Slovaquie : le Premier ministre sortant perd la majorité absolue
A l'issue des législatives en Slovaquie, le parti social-démocrate du Premier ministre Robert Fico a perdu sa majorité absolue. Première historique, le parti d'extrême droite LS-Nase Slovensko entre au Parlement. Les commentateurs font part de leur inquiétude quant à la dérive des Slovaques vers l'extrême droite.

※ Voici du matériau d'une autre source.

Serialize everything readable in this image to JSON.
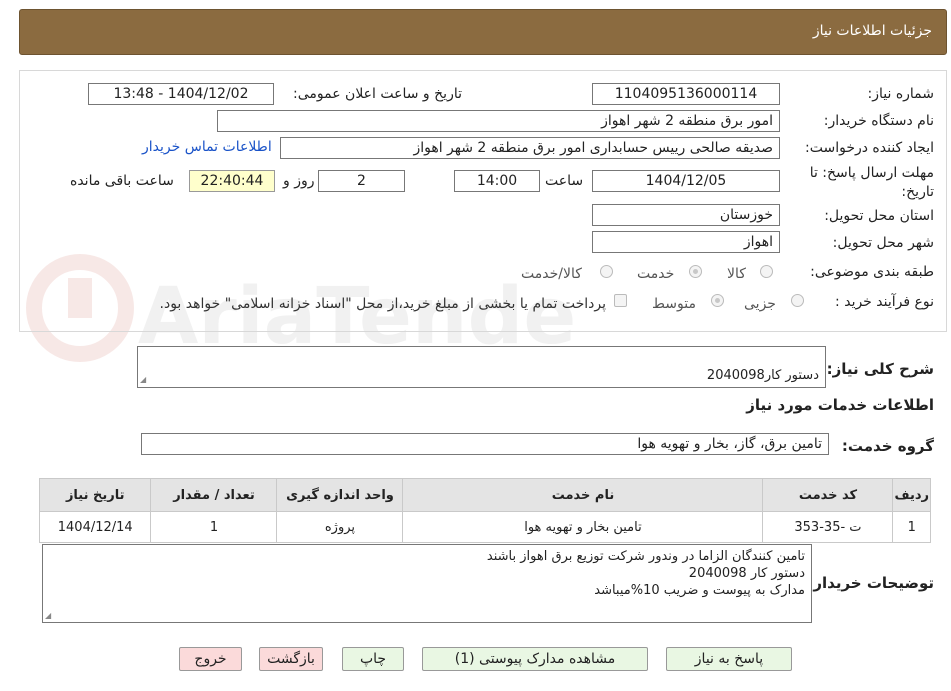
{
  "header": {
    "title": "جزئیات اطلاعات نیاز"
  },
  "form": {
    "need_number_label": "شماره نیاز:",
    "need_number": "1104095136000114",
    "announce_label": "تاریخ و ساعت اعلان عمومی:",
    "announce_value": "1404/12/02 - 13:48",
    "buyer_org_label": "نام دستگاه خریدار:",
    "buyer_org": "امور برق منطقه 2 شهر اهواز",
    "creator_label": "ایجاد کننده درخواست:",
    "creator": "صدیقه صالحی رییس حسابداری امور برق منطقه 2 شهر اهواز",
    "contact_link": "اطلاعات تماس خریدار",
    "deadline_label_1": "مهلت ارسال پاسخ: تا",
    "deadline_label_2": "تاریخ:",
    "deadline_date": "1404/12/05",
    "hour_label": "ساعت",
    "deadline_time": "14:00",
    "days_value": "2",
    "days_label": "روز و",
    "remaining_time": "22:40:44",
    "remaining_label": "ساعت باقی مانده",
    "province_label": "استان محل تحویل:",
    "province": "خوزستان",
    "city_label": "شهر محل تحویل:",
    "city": "اهواز",
    "category_label": "طبقه بندی موضوعی:",
    "category_options": [
      "کالا",
      "خدمت",
      "کالا/خدمت"
    ],
    "purchase_type_label": "نوع فرآیند خرید :",
    "purchase_options": [
      "جزیی",
      "متوسط"
    ],
    "payment_note": "پرداخت تمام یا بخشی از مبلغ خرید،از محل \"اسناد خزانه اسلامی\" خواهد بود."
  },
  "summary": {
    "label": "شرح کلی نیاز:",
    "value": "دستور کار2040098"
  },
  "services": {
    "section_title": "اطلاعات خدمات مورد نیاز",
    "group_label": "گروه خدمت:",
    "group_value": "تامین برق، گاز، بخار و تهویه هوا",
    "columns": [
      "ردیف",
      "کد خدمت",
      "نام خدمت",
      "واحد اندازه گیری",
      "تعداد / مقدار",
      "تاریخ نیاز"
    ],
    "rows": [
      [
        "1",
        "ت -35-353",
        "تامین بخار و تهویه هوا",
        "پروژه",
        "1",
        "1404/12/14"
      ]
    ]
  },
  "buyer_notes": {
    "label": "توضیحات خریدار:",
    "value": "تامین کنندگان الزاما در وندور شرکت توزیع برق اهواز باشند\nدستور کار 2040098\nمدارک به پیوست و ضریب 10%میباشد"
  },
  "buttons": {
    "reply": "پاسخ به نیاز",
    "attachments": "مشاهده مدارک پیوستی (1)",
    "print": "چاپ",
    "back": "بازگشت",
    "exit": "خروج"
  },
  "watermark": {
    "text": "AriaTender.neT"
  },
  "colors": {
    "header_bg": "#8b6b40",
    "button_green": "#e9f7e3",
    "button_red": "#fbdada",
    "time_bg": "#ffffcc",
    "link": "#1a53c8"
  }
}
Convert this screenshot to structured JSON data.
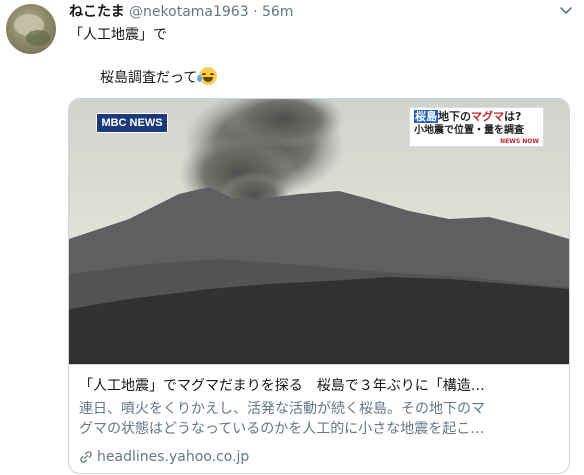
{
  "tweet": {
    "display_name": "ねこたま",
    "handle": "@nekotama1963",
    "separator": "·",
    "time": "56m",
    "text_line1": "「人工地震」で",
    "text_line2": "桜島調査だって"
  },
  "card": {
    "media": {
      "logo_text": "MBC NEWS",
      "overlay_line1_highlight": "桜島",
      "overlay_line1_mid": "地下の",
      "overlay_line1_red": "マグマ",
      "overlay_line1_end": "は?",
      "overlay_line2": "小地震で位置・量を調査",
      "overlay_tag": "NEWS NOW"
    },
    "title": "「人工地震」でマグマだまりを探る　桜島で３年ぶりに「構造…",
    "description_line1": "連日、噴火をくりかえし、活発な活動が続く桜島。その地下のマ",
    "description_line2": "グマの状態はどうなっているのかを人工的に小さな地震を起こ…",
    "domain": "headlines.yahoo.co.jp"
  },
  "colors": {
    "text_primary": "#14171a",
    "text_secondary": "#657786",
    "border": "#ccd6dd"
  }
}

Un nouveau gouvernement préférable à des élections anticipées
Le Premier ministre social-démocrate au pouvoir Robert Fico a réussi mardi à mettre sur pied une alliance avec trois partis de centre-droit en vue de former un gouvernement. Le quotidien de gauche Pravda s’en félicite :
«Il ressortait d’un sondage réalisé entre le 10 et le 14 mars que la majorité s’attendait à ce que la situation aboutisse à des élections anticipées. Mais seuls douze pour cent des sondés y voyaient une bonne solution, sachant que des élections anticipées profiteraient le plus à l’extrême droite. … Dans un premier temps, il faudra montrer que l’accord convenu ne reste pas lettre morte. Actuellement, le sentiment d’injustice est omniprésent et les problèmes sociaux sont légion. Et il y a longtemps que la dénonciation de la corruption n’est plus le monopole des sympathisants fascistes. ... Si les partis échouaient [à former un gouvernement], on ne le leur pardonnerait pas. Et pour nous, ce serait un séisme politique. De ce point de vue, pour nous aussi, ce gouvernement est la dernière chance.»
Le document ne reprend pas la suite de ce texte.